The controversial proposed gambling laws include “pre-commitment” technology, which requires poker machine players to have a card registered in their name and pre-programmed to limit the amount of money they are able to lose in a 24-hour period.
The report is based on a weekly ‘omnibus’ survey conducted online from the 7th to 11th of September by social and market research company Your Source on behalf of Essential Media.
Support for the reforms has changed little since research was undertaken in April, rising by only 2%.
An expensive advertising campaign on behalf of ClubsAustralia and the Australian Hotel Association slamming the reforms seems to have had little effect on public attitudes.
Since April there has only been a 4% increase in the number of Australians who oppose the reforms.
The reforms are most popular with younger Australians – 73% of respondents aged under 35 support the proposal compared to 66% of those aged 35-54 and 61% of those aged 55 and over.
The survey results also show that the reforms are supported by voters of all parties – although support from Liberal and National party voters was lower at 59%.
Chair of the Australian Churches Gambling Taskforce, Rev Tim Costello said the research shows clear majority support among all age groups, and across the political spectrum.
Rev Costello says the poll shows that Australians want clear action to reduce the harm being done by poker machines – and that Australians have not been taken in by the industry campaign against reform.
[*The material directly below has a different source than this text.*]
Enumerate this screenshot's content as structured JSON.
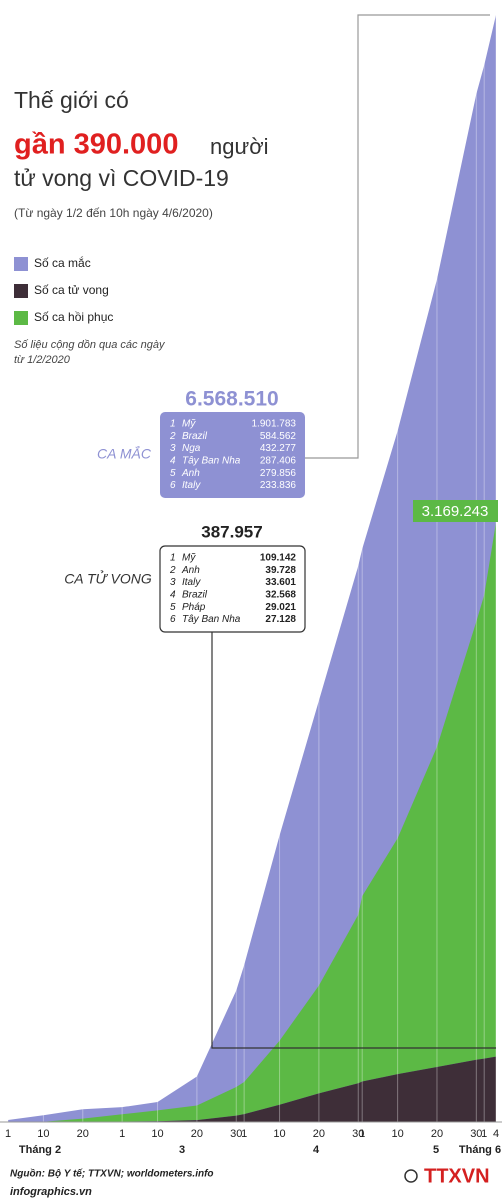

He says the noise from the Clubs campaign would make someone think there’s uproar in the community about these reforms, and that Andrew Wilkie is an obsessive one-man band. These results demonstrate overwhelming support for the policy agreed by Andrew Wilkie and the Gillard Government, fighting narrow and destructive vested interests.
Costello says the reforms give poker machine players choice and control by deciding ahead of time how much they are willing to lose in any gambling session. These limits can be as high or as low as the player likes. No one is telling them how much they can or can’t spend, simply that players have to at least think about their losses ahead of time.